8. Download the result table as CSV or PDF when needed.
| Polynomial | Leading Coefficient | Constant Term | p Factors | q Factors | Possible Rational Zeros | Confirmed Rational Roots |
|---|---|---|---|---|---|---|
| 2x3 - 3x2 - 8x + 12 | 2 | 12 | 1, 2, 3, 4, 6, 12 | 1, 2 | ±1, ±2, ±3, ±4, ±6, ±12, ±1/2, ±3/2 | -2, 3/2, 2 |
This calculator helps you analyze polynomial equations with integer coefficients. It applies the Rational Zero Theorem to build a clean list of possible rational roots. You enter the coefficients once. The tool returns candidate zeros, exact polynomial values, and confirmed rational roots. This makes polynomial testing faster and more organized.
The Rational Zero Theorem is useful in algebra, precalculus, and polynomial factorization. It narrows the search space. Instead of guessing many values, you only test fractions built from factors of the constant term and the leading coefficient. This saves time and improves accuracy during homework, exam preparation, and classroom demonstrations.
The results section lists the polynomial, degree, leading coefficient, and constant term. It also shows factor sets for p and q. From there, the calculator builds all unique reduced fractions. Each candidate is checked by direct evaluation. The final table tells you which values are actual rational roots and which values are only possibilities.
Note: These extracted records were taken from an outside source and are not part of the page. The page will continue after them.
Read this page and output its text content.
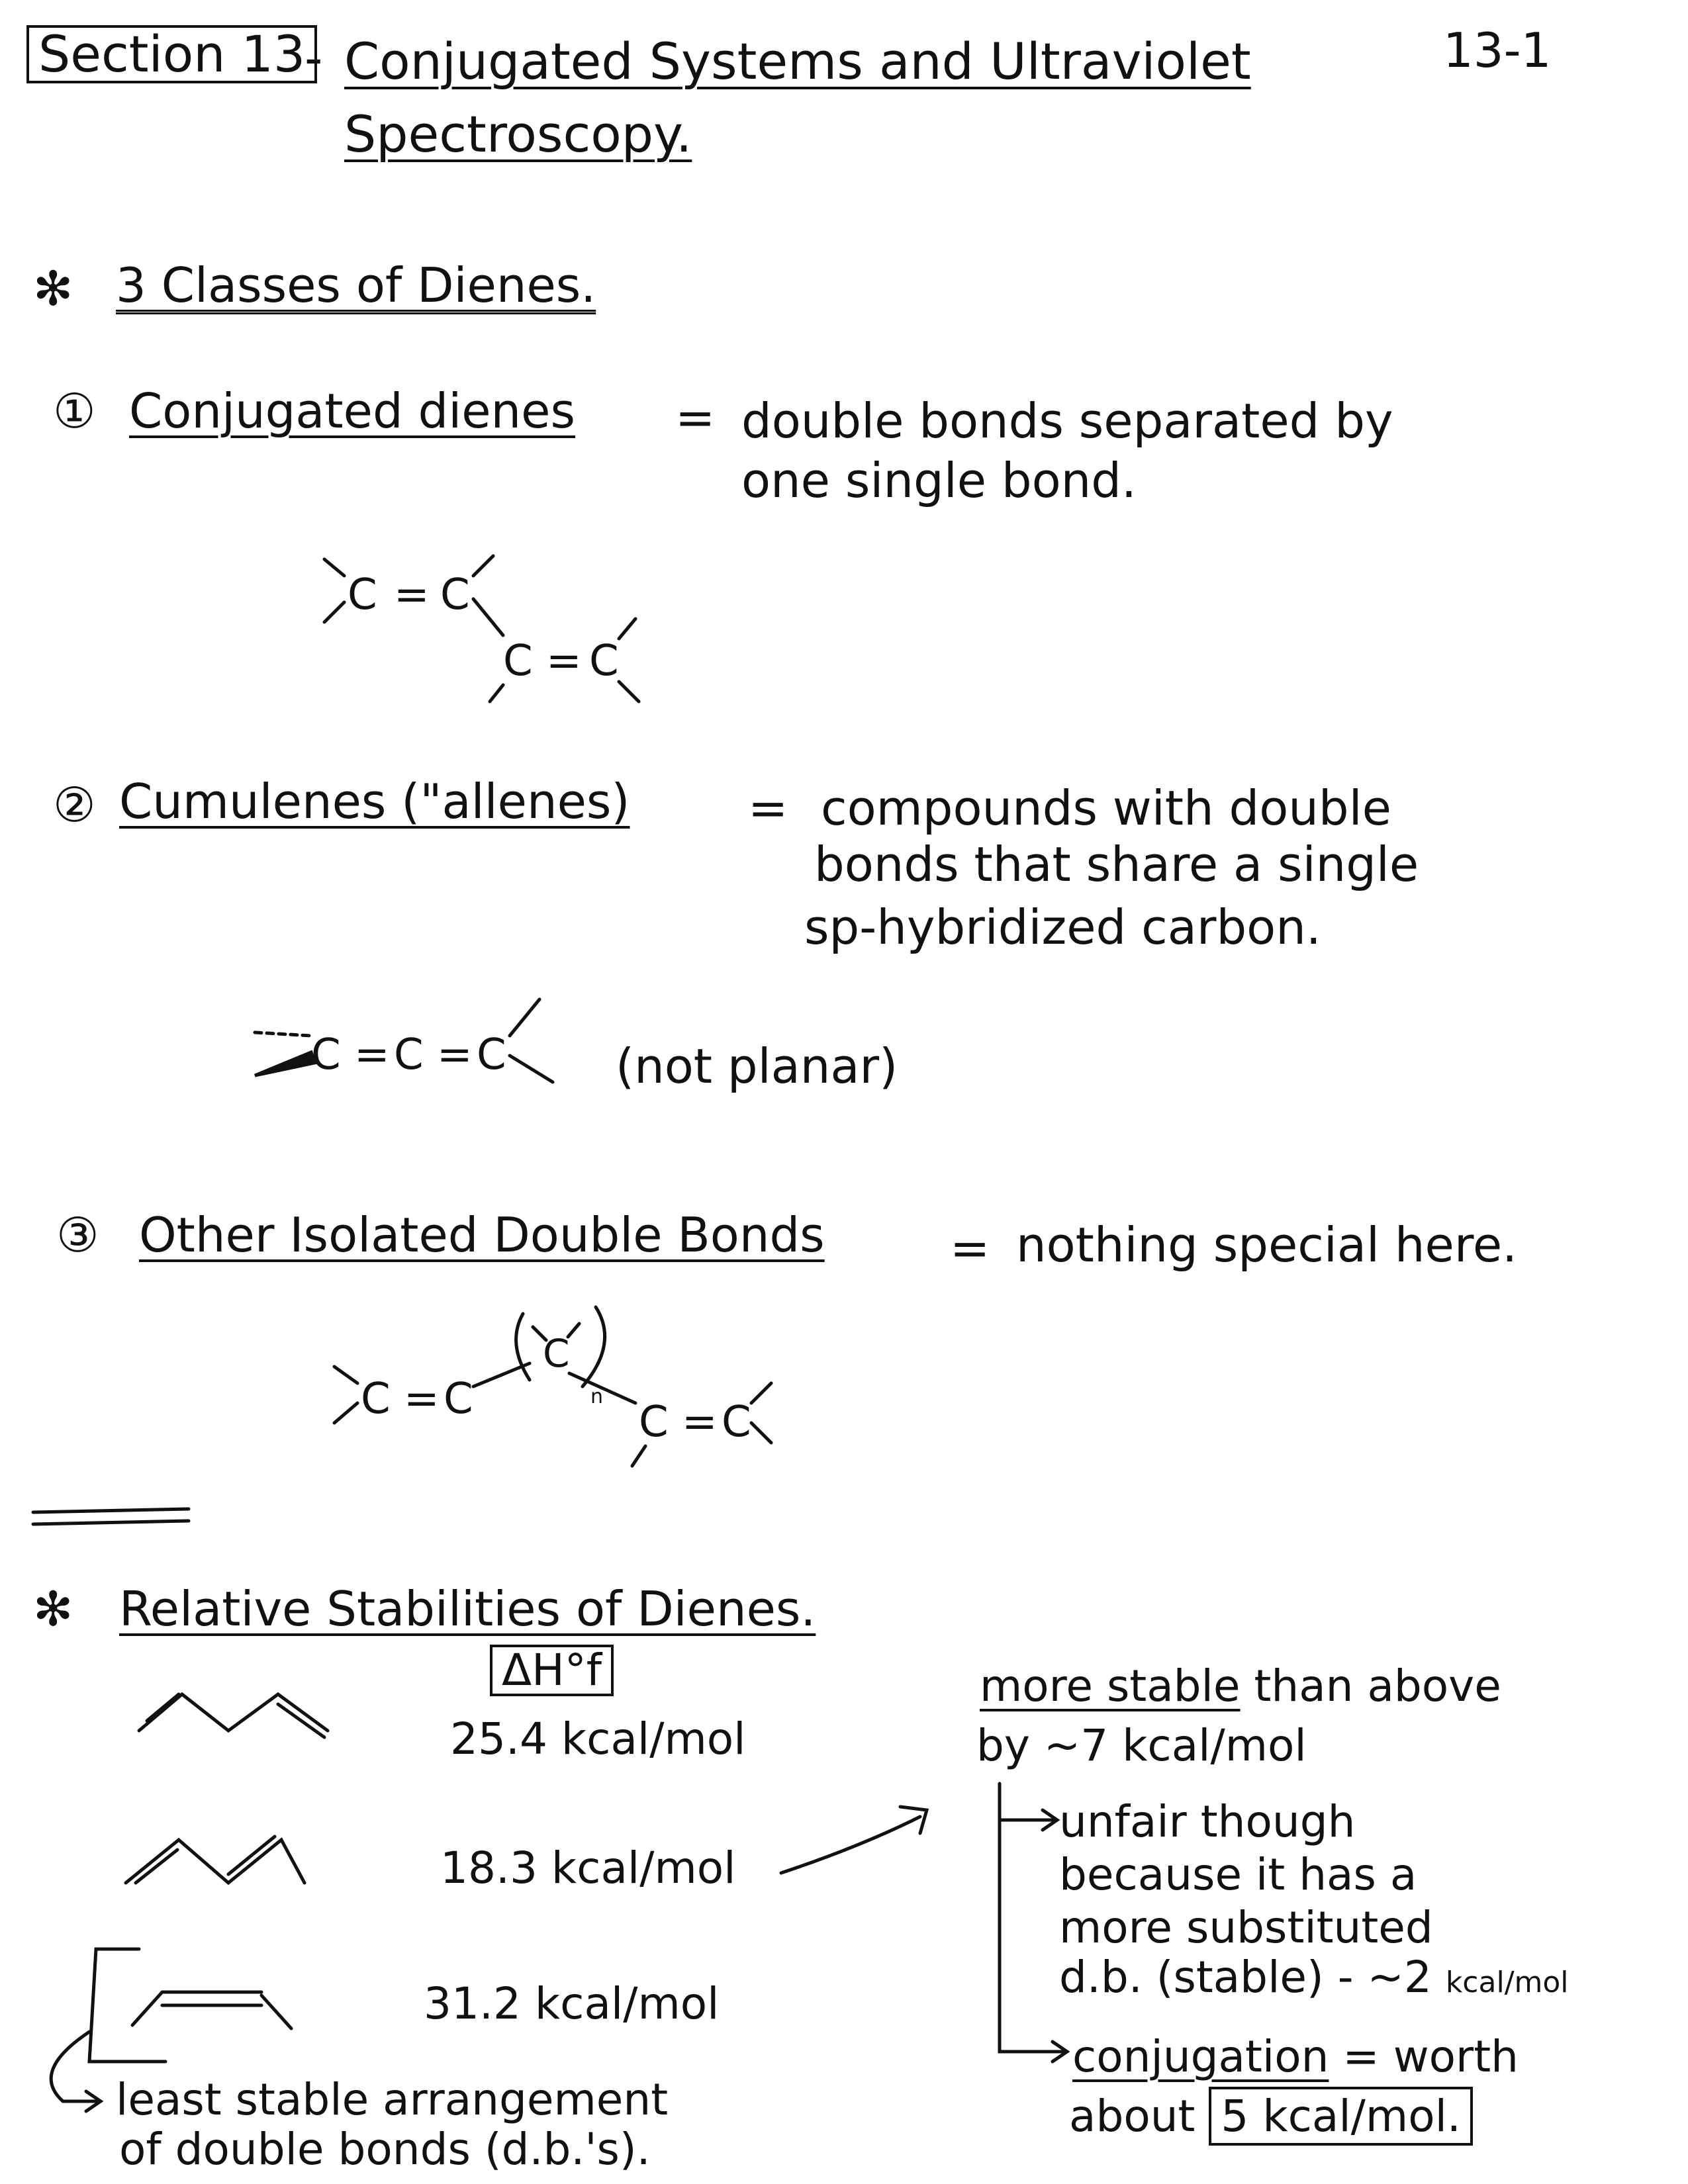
Section 13
- Conjugated Systems and Ultraviolet
Spectroscopy.
13-1
✻ 3 Classes of Dienes.
① Conjugated dienes = double bonds separated by
one single bond.
② Cumulenes ("allenes) = compounds with double
bonds that share a single
sp-hybridized carbon.
(not planar)
③ Other Isolated Double Bonds	= nothing special here.
✻ Relative Stabilities of Dienes.
ΔH°f
25.4 kcal/mol
18.3 kcal/mol
31.2 kcal/mol
more stable than above
by ~7 kcal/mol
unfair though
because it has a
more substituted
d.b. (stable) - ~2 kcal/mol
conjugation = worth
about 5 kcal/mol.
least stable arrangement
of double bonds (d.b.'s).
C = C
C = C
C = C = C
C = C
C
n
C = C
Many students can state the theorem but still struggle with organized testing. This page solves that problem. It keeps the setup clear. It reduces duplicate fractions. It highlights true roots quickly. If the constant term is zero, the calculator also explains that zero is a rational root before continuing with the reduced polynomial.
You can use this rational zero theorem calculator for algebra practice, factorization review, and root checking. The CSV export supports record keeping. The PDF export helps with printing or sharing. The example table and formula section also make this page a simple learning reference for polynomial root analysis.
It lists possible rational zeros for a polynomial with integer coefficients. It also evaluates each candidate and marks true rational roots.
Yes. The Rational Zero Theorem is based on integer coefficients. Decimal inputs do not fit the standard theorem setup used here.
The theorem gives candidates only. A candidate becomes a true root only if substituting it into the polynomial makes the result equal zero.
Then zero is a rational root. The calculator notes that first and then applies the theorem to the reduced polynomial after factoring out the variable.
It confirms rational roots from the candidate list. Full factorization may need extra algebra steps, especially when irrational or complex roots remain.
Yes. A rational root can have multiplicity greater than one. This calculator confirms root values, while multiplicity usually needs further division or factoring work.
Enter them from the highest power down to the constant term. For example, x² - 5x + 6 becomes 1, -5, 6.
Reduced fractions remove duplicates. For example, 2/2 and 1/1 represent the same candidate. Simplifying keeps the candidate list accurate and shorter.